A session which is being continually used by a driver can expire on the server because the server does not update a session's "lastUse" time for commands that do not require auth, instead the session related arguments are ignored completely: https://github.com/mongodb/mongo/blob/r4.0.4/src/mongo/db/initialize_operation_session_info.cpp#L64-L71

In practice this means that it's not possible to keep a noCursorTimeout:true cursor alive by periodically running isMaster with the cursor's session. As a workaround users can run a command that requires auth (such as listCollections) to correctly keep the session, and therefore the cursor, alive.

It seems to me that when a user is authenticated, any command they run that includes a session should create the session if necessary and update its lastUse time.



 Comments   
Comment by Shane Harvey [ 17/Jan/19 ]

Thanks Jason, I did update DOCS-11255 to use the refreshSessions command instead of isMaster after creating this ticket. I think I agree that this is working as designed, here's a excerpt from the Logical Sessions design doc:

Sessions and Pre-Auth Commands
Certain MongoDB commands, like “ping” and “ismaster”, are processed outside of auth, and are used by drivers before authentication can begin. If a logical session id is passed to any of these commands, it will be ignored.

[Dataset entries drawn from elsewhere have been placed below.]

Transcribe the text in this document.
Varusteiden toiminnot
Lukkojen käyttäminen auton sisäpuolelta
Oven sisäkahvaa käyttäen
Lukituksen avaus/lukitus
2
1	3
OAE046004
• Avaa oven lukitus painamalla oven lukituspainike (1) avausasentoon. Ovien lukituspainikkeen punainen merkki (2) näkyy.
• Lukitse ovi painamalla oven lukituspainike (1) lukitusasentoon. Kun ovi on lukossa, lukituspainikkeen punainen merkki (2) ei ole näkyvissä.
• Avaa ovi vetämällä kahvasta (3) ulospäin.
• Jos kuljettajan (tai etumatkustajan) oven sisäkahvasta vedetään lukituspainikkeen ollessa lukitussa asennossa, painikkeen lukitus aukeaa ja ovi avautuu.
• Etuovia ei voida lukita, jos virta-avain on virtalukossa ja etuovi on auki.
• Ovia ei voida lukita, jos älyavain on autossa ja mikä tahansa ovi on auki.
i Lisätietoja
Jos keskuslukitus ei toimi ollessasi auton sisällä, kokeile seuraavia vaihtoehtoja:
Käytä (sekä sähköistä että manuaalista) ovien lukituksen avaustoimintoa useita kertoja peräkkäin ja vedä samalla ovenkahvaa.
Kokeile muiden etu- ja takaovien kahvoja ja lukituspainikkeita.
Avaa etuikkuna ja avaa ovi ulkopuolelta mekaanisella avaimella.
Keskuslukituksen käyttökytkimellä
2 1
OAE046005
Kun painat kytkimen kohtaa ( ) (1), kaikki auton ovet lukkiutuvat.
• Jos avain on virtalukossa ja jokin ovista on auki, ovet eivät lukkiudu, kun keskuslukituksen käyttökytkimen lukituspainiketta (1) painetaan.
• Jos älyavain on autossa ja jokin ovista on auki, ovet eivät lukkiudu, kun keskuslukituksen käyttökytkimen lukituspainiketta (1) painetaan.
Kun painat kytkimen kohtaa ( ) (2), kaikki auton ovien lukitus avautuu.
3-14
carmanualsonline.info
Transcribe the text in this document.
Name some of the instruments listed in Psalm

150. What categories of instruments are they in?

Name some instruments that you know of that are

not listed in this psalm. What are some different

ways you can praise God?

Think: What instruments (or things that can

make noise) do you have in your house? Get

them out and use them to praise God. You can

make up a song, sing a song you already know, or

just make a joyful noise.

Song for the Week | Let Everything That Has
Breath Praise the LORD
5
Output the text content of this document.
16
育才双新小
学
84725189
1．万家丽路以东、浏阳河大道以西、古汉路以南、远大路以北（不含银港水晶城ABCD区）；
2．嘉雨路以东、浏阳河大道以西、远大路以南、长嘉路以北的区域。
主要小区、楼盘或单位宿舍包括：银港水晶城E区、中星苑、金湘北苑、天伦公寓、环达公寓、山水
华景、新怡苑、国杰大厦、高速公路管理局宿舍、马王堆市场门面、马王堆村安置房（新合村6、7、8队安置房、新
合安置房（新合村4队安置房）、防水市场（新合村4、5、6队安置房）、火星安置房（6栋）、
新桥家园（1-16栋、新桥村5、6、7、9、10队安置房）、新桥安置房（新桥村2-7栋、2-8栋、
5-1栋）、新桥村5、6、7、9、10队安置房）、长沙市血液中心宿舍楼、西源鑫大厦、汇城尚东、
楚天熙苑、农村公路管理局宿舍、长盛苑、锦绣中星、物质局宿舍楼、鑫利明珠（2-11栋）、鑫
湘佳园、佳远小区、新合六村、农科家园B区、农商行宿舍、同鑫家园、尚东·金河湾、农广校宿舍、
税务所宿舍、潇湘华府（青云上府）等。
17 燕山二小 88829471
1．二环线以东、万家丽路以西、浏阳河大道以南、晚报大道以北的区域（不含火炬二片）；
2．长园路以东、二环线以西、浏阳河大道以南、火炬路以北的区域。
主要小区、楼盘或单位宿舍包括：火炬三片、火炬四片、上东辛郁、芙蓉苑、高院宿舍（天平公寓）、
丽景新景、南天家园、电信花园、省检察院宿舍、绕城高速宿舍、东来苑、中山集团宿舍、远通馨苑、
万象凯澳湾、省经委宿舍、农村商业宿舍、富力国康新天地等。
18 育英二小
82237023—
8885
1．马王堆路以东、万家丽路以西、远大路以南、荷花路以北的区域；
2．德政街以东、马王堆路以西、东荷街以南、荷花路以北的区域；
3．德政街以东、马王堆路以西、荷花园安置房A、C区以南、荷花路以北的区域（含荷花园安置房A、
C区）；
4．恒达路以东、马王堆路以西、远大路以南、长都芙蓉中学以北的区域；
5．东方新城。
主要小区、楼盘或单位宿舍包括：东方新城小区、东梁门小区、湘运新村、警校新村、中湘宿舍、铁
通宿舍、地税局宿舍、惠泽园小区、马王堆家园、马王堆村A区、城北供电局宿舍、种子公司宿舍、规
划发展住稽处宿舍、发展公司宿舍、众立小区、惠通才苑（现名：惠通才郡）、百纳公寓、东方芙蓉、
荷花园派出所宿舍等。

Pre-auth commands cannot be associated with sessions.

However, I would still like to see this change implemented because it makes sessions behave more consistently across all commands. I think most (if not all) of the drivers team would be surprised to learn about this behavior. Opened DOCS-12376 to document the current behavior of ignoring sessions on certain commands since as far as I can tell it's not documented anywhere except the design doc.

I'd consider that a larger change, and something I'd want to at least see a scope for

SGTM

Comment by Mira Carey [ 16/Jan/19 ]

renctan, Logical sessions only make sense in the context of an authenticated user. Using the noDigest uid is effectively creating sessions under the "" user, which are meaningless (the real user won't be able to act on them, won't be able to kill or read from cursors opened in them, etc.)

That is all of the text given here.